Uma vez do outro lado, dali onde estava, seria só seguir reto para a direita por alguns minutos, e então estaria na Tantom's.

Refez mais uma vez o caminho que mais percorrera em toda a sua vida, com o mesmo cenário portuário de sempre. Gritos e ordens proliferavam no cais, apinhado de trabalhadores, vendedores e velas coloridas. Atravessou a ponte do canal do centro, e prosseguiu o caminho.

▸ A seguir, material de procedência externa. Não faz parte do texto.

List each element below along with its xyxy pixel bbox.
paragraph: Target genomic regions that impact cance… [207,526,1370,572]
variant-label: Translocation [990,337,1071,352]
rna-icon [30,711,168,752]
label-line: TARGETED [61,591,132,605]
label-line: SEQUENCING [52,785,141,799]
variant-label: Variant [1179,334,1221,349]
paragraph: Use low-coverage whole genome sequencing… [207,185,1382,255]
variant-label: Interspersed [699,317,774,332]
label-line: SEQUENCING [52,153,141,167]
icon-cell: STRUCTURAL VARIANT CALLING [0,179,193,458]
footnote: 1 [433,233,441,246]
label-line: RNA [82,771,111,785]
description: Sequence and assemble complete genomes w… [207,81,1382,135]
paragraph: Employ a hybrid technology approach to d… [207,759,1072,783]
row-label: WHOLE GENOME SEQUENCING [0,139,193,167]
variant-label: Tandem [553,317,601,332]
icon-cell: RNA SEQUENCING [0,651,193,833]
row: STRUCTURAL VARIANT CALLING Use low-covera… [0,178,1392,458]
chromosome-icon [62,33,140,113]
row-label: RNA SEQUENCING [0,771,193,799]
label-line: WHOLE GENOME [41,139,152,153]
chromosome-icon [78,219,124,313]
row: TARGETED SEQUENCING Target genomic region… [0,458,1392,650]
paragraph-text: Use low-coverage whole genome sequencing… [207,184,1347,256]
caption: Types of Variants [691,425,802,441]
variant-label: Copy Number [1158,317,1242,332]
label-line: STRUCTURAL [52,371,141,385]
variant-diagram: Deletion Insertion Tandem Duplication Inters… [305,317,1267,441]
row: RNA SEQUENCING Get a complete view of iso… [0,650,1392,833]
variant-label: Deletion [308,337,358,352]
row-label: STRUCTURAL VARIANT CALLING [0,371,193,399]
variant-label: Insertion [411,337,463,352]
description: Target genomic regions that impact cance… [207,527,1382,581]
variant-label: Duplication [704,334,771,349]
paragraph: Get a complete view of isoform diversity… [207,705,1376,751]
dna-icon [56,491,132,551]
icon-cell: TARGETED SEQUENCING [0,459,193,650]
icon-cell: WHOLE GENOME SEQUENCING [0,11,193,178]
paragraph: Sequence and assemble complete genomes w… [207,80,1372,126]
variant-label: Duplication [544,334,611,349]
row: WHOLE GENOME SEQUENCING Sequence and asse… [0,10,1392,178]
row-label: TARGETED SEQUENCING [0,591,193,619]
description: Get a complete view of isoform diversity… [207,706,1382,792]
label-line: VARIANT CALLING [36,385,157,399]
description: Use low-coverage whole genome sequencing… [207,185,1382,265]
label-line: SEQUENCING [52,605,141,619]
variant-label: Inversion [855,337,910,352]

Estava bem cedo quando chegou, a ponto de a taberna nem ter se aberto ainda. Mas o que o interessava não era ela no momento, e sim o prato que havia deixado na noite passada.

Virou a esquina do estabelecimento e abriu o cercado do lixão. Haviam os mesmos sacos, pacotes e detritos da noite anterior. E lá no chão, como algo consumido por alguém com um pingo de civilidade, estavam as louças que deixou. Não poderia ter sido um animal, pois apesar do prato lambido, a caneca de madeira manteve-se em pé e sem uma gota, e além disso, a única folha de alface que ele havia deixado ainda estava lá com a marca de uma mordida humana.